Никто уже не пел и не веселился. Понимали они или нет значение слов «вопль на жителей его», однако больше не шумели. Даже не дышали, во всяком случае, так казалось. Отец может многого добиться одним лишь тоном своего голоса, поверьте. Женщина с ребенком на бедре стояла спиной ко всем, присматривая за готовящейся едой.

– И вышел Лот и говорил с теми, кто был достоин… – Теперь папа остудил свой пыл и вещал более мягким голосом: – И сказал: встаньте, выйдите из сего места тьмы! Поднимайтесь и идите к свету! Давайте же помолимся Господу, – завершил он, резко спрыгнув на землю. – Господи, даруй тем из нас, кто достоин, силы подняться над злом и выйти из тьмы на дивный свет Царя нашего Небесного. Аминь.

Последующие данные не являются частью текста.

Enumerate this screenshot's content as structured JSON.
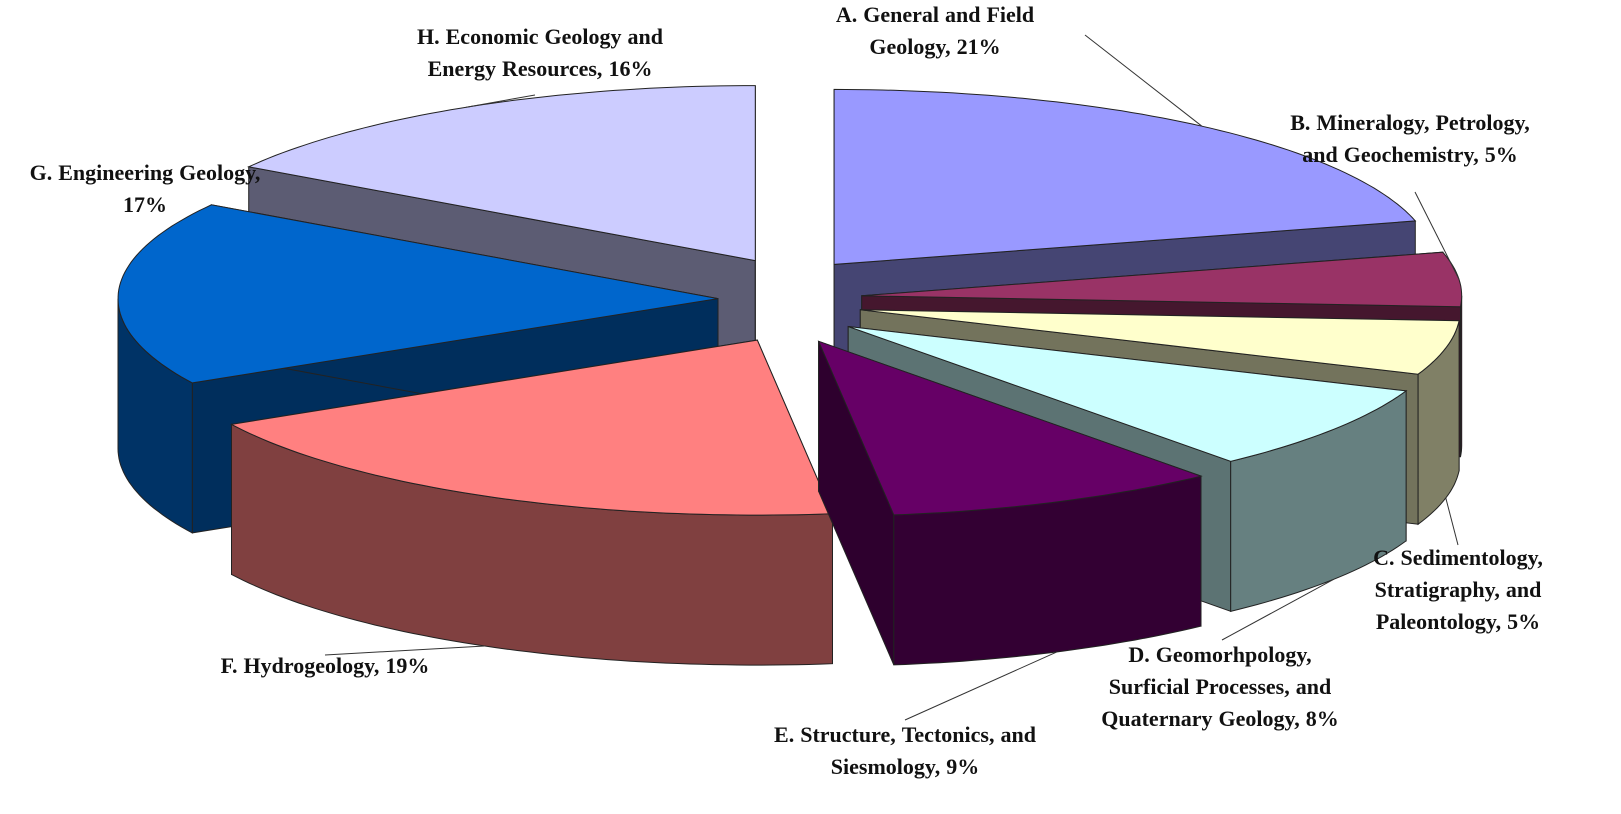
{
  "chart_data": {
    "type": "pie3d",
    "categories": [
      "A. General and Field Geology,",
      "B. Mineralogy, Petrology, and Geochemistry,",
      "C. Sedimentology, Stratigraphy, and Paleontology,",
      "D. Geomorhpology, Surficial Processes, and Quaternary Geology,",
      "E. Structure, Tectonics, and Siesmology,",
      "F. Hydrogeology,",
      "G. Engineering Geology,",
      "H. Economic Geology and Energy Resources,"
    ],
    "values": [
      21,
      5,
      5,
      8,
      9,
      19,
      17,
      16
    ],
    "value_labels": [
      "21%",
      "5%",
      "5%",
      "8%",
      "9%",
      "19%",
      "17%",
      "16%"
    ],
    "colors": [
      "#9999ff",
      "#993366",
      "#ffffcc",
      "#ccffff",
      "#660066",
      "#ff8080",
      "#0066cc",
      "#ccccff"
    ]
  }
}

Все лица были по-прежнему обращены к папе, словно они были блестящими темными цветками, а его рыжая голова – солнцем. Настроение у людей медленно падало от радости через смущение к тревоге. Теперь, когда чары были разрушены, присутствовавшие задвигались и забормотали. Несколько женщин подтянули свои запахивающиеся юбки и, прикрыв грудь, закрепили их спереди. Остальные, собрав бесштанную ребятню, исчезли в темноте. Насколько я понимаю, отправились спать без ужина.

Воздух у нас над головами стал совершенно неподвижным. Не было слышно ни звука, кроме стрекота кузнечиков где-то там, в непроглядно-черной тьме.

Ничего не оставалось, кроме как приняться за еду. Под взглядами присутствовавших мы с сестрами взялись за свои огромные ложки. То, что нам подали, было совершенно безвкусным варевом – просто какие-то влажные комки, которые разжевывались до клейкой массы. Но как только я взяла это в рот и раскусила, язык у меня словно охватило пламенем. Барабанные перепонки будто обожгло изнутри. Из глаз потекли слезы, проглотить это я не могла. Чувствовала, что у меня, мечтавшей только о веселом празднике шестнадцатилетия и мохеровой двойке, начинается истерика.

Руфь-Майя задохнулась, сделав страшное лицо. Мама наклонилась, чтобы, как я думала, похлопать ее по спине, но вместо этого шипящим жутким тоном зашептала: «Девочки, ведите себя вежливо, вы слышите? Мне очень вас жаль, но если вы выплюнете, я задам вам такую трепку, что не обрадуетесь».

И это была мама, которая ни разу в жизни не подняла руку ни на одну из нас. Я представила эту картинку, прямо здесь, в наш первый африканский вечер. Я сидела, дышала через нос, держа во рту нечто пылающее, с ужасным запахом и колючее от жесткой щетины с горелой шкуры мертвого животного. Крепко зажмурилась, но даже тогда слезы продолжали катиться у меня из глаз. Я оплакивала грехи всех тех, кто швырнул мою семью на этот жуткий мрачный берег.

Ада Прайс

Рассвет манит, дурной глаз ворожит: это утро, розовый Конго. Любое утро, каждое утро. Цветущий, розовый, наполненный птичьим пением воздух, неприятно испещренный дымком костров, на которых готовятся завтраки. Широкая красная полоса земли – так называемая дорога – прямо перед нами, теоретически она ведет отсюда к чему-то там, вдали. Но я через мои глаза Ады вижу ее как плоскую планку, нарезанную на куски – прямоугольники и трапеции – тощими черными тенями высоких пальмовых стволов. В глазах Ады мир – это путаница цветов и форм, соревнующихся за внимание половины мозга. Этот парад никогда не заканчивается. На ломаные кусочки дороги из буша, кукарекая, выходят дикие петухи. Они с дерзкой самоуверенностью вскидывают лапы, словно еще не слышали о двуногих зверях, которые собираются поработить их жен.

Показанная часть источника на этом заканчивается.